The picture drawn by author John Kurlantzick is that for economic reasons (its own boom) and political ones (the post-Cold War attention of the U.S. being elsewhere, U.S. lack of popularity after wars in the Middle East, etc.), China saw an opportunity to increase soft power attempts in the 1990s and 2000s, particularly among its neighbors. This correlated with some success — Chinese investment being allowed into Southeast Asian countries or China being consulted on the sidelines of Association of Southeast Asian Nations meetings despite not being a member, for instance. But it was met with pushback as Chinese rhetoric hardened in the mid-2010s and its financial and military power increased. More recently, as China has sought to expand its influence into other regions, soft power investment continues (more open framing of China in a positive light), with mixed results, while increasing sharp power (less open framing of China in a positive light) efforts are more effective.
According to Kurlantzick, the mixed story of soft power is this: As China has expanded state media outlets into regions such as Africa and Latin America, it has run into the problem that content is designed to appeal to mid-ranking Chinese government officials rather than being exciting journalism. This often occurs through self-censorship as much as overt direction, but it means viewership figures are often far lower than the potential reach of the content might suggest. There has been more success on social media, with China Global Television Network’s Facebook follower count “the most of any media company in the world,” but the lack of authentic engagement on pages has seen studies questioning how many of the followers are real.
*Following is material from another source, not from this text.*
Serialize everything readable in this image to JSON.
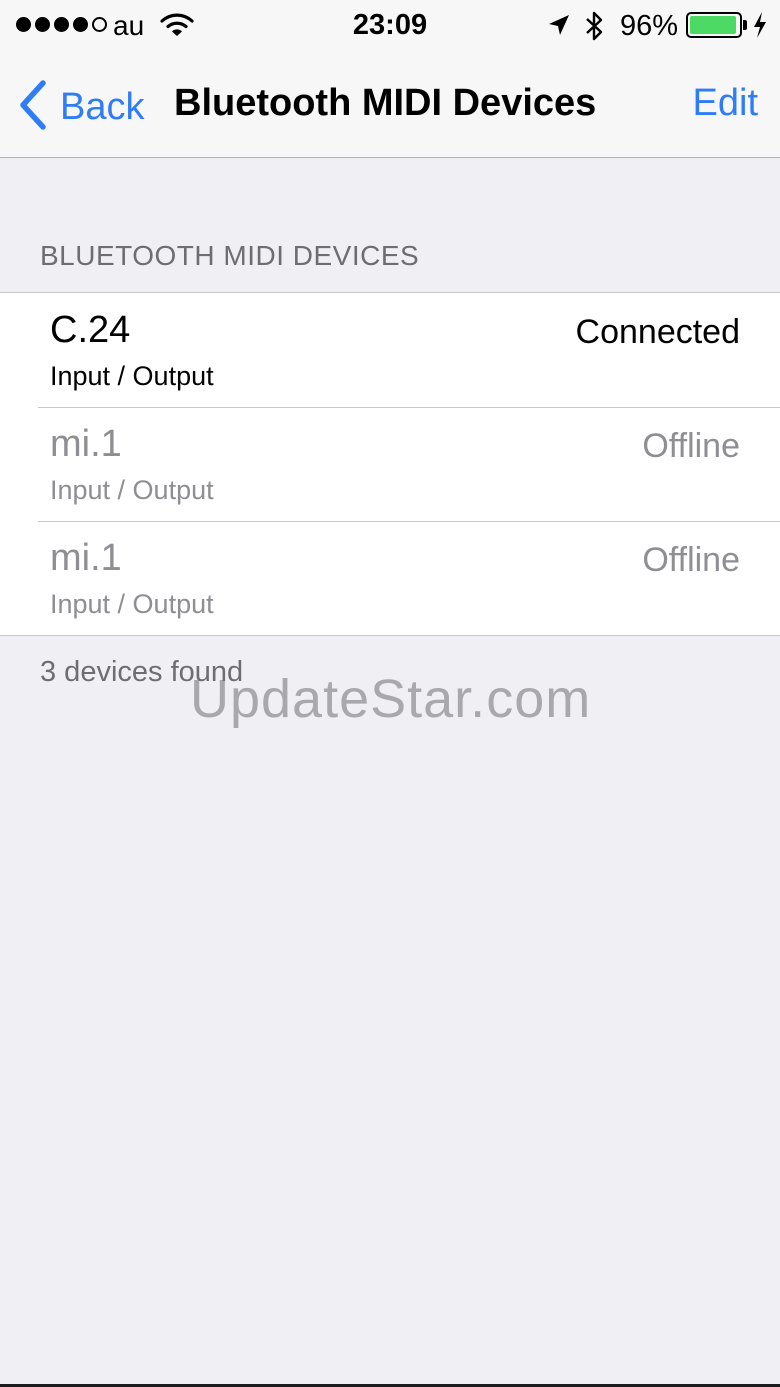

The key exception to this disappointment is Xinhua, China’s state news agency. Kurlantzick explains that Xinhua is expanding its number of bureaus around the world, reaching 181 bureaus by 2021 and catching up to the Associated Press’s 250. This has been facilitated by the fact that Xinhua can afford to lose money and thus offer content cheaply or for free, which has seen its content increasingly taken up in developing countries, often in content-sharing deals. As news agencies set the “tone and parameters” of news stories, and Xinhua writes certain stories that affect China “in ways that portray Chinese competitors negatively and reflect well on China’s leadership,” this could have a “huge effect on how the global public understands news.”
Kurlantzick’s story of sharp power is this: Chinese-language outlets have increasingly been taken over by Chinese entities or owners sympathetic to Beijing, and at the same time China’s state media outlets have increasingly signed content-sharing and content-producing deals with other outlets. In both cases, these relationships are often unclear and have resulted in content that can be sympathetic to China’s government being published. On the other hand, punishments have been dished out to outlets that do not follow these lines. Some outlets have had advertising money withdrawn. Others have been blocked within China. And some journalists with relatives in China have seen them “disappeared” after critical reporting.
Within these threads there is plenty of room to disagree or question. There is more content-level analysis than in most influence literature, but the focus remains on structural analysis within the book itself (to its credit some Chinese state media articles are directly cited). This makes it difficult to critically engage with some points. Additionally, the section on attempting to control information infrastructure — social media companies like WeChat or physical communications networks, for instance — doesn’t grapple with the existing level of U.S. dominance in this area. But the picture of the Chinese government’s attempts appears clear-eyed and it’s a more comprehensive analysis than you’ll get from most U.S. attempts at the same thing.